Milburga, Abbess of Wenlock

We will celebrate the translation of the relics of Saint Milburga with Matins & Divine Liturgy at 9.30am on 25 June.

On 23 February and 25 June (translation of her relics) we commemorate our venerable mother, Milburga, princess and abbess of Much Wenlock.

Saint Milburga is one of the patrons of our community along with the Holy Fathers of Nicaea and the Holy Forerunner John the Baptist.

The saint’s life

Saint Milburga’s father, Merewald, son of Penda who ruled a subkingdom called Hecani (south Shropshire and Herefordshire) had been converted in 660 and had married a Christian princess. Their eldest child, Milburga was resolved to found a monastery in her father’s kingdom. Saint Botulf, Abbot of Icheanog set up a monastery at Wimnicas (later Wenlock – white monastery) under a Frankish abbess called Liobsynde. St Milburga later became the Abbess.

According to tradition, St. Milburga was attracted to Wimnicas by the saintly life of St. Owen. St Owen was living in a hermitage there. Two holy wells exist to this day at Much Wenlock. One well is dedicated to St. Milburga, the other, quite near to the parish church, is dedicated to St. Owen.

The importance of Wimnicas and Saint Milburga can be seen from the extent of the territory donated to the monastery during her lifetime. This included Sutton (where the medieval church building was built on a prehistoric sacred site dating back to 2,300 BC). Her consecration as abbess had been among the first undertakings of the aged St. Theodore, a monk of the Eastern Church, following his appointment as Archbishop of Canterbury in 667 AD.

In 901 Aethelred, Earl of Mercia and Aethelflaedia, ‘Lady of the Mercians’ (daughter of King Alfred) donated “a gold chalice weighing thirty mancuses….for the love of God and for the honour of the venerable virgin Mildburg the abbess”.

Relics and Monastery

The discovery of her relics, by children, in 1101 was attended by several miracles. The monastery church of Wenlock was rebuilt on a magnificent scale to accommodate the growing numbers of monks and pilgrims. The church at Sutton was probably rebuilt at this time giving the monastery a presence on the edge of the county town. In 1501 a magnificent shrine built at the order of Henry VII.
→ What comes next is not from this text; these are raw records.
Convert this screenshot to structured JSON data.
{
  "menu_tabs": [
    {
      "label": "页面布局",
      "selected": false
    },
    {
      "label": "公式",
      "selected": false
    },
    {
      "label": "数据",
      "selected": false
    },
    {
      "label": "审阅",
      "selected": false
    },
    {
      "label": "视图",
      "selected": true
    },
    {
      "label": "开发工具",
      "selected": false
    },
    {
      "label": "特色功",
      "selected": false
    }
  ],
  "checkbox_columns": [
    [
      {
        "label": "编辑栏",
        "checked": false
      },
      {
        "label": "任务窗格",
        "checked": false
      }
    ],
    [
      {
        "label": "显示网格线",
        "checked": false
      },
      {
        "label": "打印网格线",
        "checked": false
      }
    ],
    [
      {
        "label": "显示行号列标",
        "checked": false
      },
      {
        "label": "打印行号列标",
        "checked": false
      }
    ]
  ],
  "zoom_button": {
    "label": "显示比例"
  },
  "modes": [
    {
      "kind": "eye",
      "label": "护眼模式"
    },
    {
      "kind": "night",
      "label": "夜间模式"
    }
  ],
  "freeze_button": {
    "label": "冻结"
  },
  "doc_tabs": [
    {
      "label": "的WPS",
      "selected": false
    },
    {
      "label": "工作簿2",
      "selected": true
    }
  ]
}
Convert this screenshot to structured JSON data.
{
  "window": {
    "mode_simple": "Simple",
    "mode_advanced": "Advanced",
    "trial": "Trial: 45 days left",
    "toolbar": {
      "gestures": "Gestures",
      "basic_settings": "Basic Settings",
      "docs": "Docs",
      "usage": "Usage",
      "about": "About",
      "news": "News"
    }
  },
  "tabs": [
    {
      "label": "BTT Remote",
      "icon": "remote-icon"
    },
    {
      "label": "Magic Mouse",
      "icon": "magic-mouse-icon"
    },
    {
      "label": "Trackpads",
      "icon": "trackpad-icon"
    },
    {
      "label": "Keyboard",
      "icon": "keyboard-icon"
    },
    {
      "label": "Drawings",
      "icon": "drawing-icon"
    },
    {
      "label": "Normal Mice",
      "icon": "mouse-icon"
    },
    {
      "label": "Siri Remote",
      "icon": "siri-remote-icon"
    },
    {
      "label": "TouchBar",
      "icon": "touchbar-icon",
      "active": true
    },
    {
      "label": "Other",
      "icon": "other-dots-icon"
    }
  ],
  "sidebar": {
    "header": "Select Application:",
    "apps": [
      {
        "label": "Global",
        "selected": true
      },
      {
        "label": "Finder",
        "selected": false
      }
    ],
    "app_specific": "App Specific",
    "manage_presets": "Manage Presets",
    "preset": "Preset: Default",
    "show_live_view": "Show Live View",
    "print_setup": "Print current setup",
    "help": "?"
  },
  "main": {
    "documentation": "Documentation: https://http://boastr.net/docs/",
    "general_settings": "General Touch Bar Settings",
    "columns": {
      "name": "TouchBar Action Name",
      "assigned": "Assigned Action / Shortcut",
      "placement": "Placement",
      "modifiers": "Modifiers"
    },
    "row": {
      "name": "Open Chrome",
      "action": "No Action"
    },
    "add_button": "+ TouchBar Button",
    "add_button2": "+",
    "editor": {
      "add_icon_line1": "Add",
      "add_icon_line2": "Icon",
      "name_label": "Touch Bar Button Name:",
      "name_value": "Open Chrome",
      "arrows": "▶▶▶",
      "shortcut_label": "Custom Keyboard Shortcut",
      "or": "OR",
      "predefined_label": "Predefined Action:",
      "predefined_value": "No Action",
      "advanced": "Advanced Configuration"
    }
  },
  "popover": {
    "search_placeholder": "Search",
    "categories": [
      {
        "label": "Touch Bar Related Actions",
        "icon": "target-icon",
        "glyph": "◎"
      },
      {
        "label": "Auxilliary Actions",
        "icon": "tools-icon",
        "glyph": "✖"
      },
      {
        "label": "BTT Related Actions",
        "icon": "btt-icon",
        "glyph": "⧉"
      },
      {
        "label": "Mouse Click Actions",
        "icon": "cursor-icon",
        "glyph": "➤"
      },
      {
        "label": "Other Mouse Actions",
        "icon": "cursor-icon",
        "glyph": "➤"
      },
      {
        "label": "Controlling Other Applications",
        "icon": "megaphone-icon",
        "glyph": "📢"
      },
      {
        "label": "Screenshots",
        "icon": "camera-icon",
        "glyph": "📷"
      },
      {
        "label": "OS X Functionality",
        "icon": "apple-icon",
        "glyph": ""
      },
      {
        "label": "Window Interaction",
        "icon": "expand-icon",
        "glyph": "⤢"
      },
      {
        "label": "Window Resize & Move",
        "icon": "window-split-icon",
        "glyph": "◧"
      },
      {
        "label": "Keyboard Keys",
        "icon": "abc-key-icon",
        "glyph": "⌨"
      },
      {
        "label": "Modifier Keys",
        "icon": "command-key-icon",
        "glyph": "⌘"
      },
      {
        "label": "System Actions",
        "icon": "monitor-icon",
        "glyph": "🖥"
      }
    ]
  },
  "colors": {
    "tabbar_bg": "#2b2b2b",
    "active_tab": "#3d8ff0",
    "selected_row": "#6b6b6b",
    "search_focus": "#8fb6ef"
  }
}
The end came with the Reformation in January 1540 when Wenlock Priory was dissolved and nearly all the relics of Saint Milburga were burnt in the marketplace.

Milburga in Shrewsbury

In recent times the derelict ruin of the ancient church on Saint Milburga’s estate at Sutton has been carefully restored by our community and now Saint Milburga, is honoured among the saints. The community is now looking to commission a hymnographer to prepare a full akolouthia for the saint.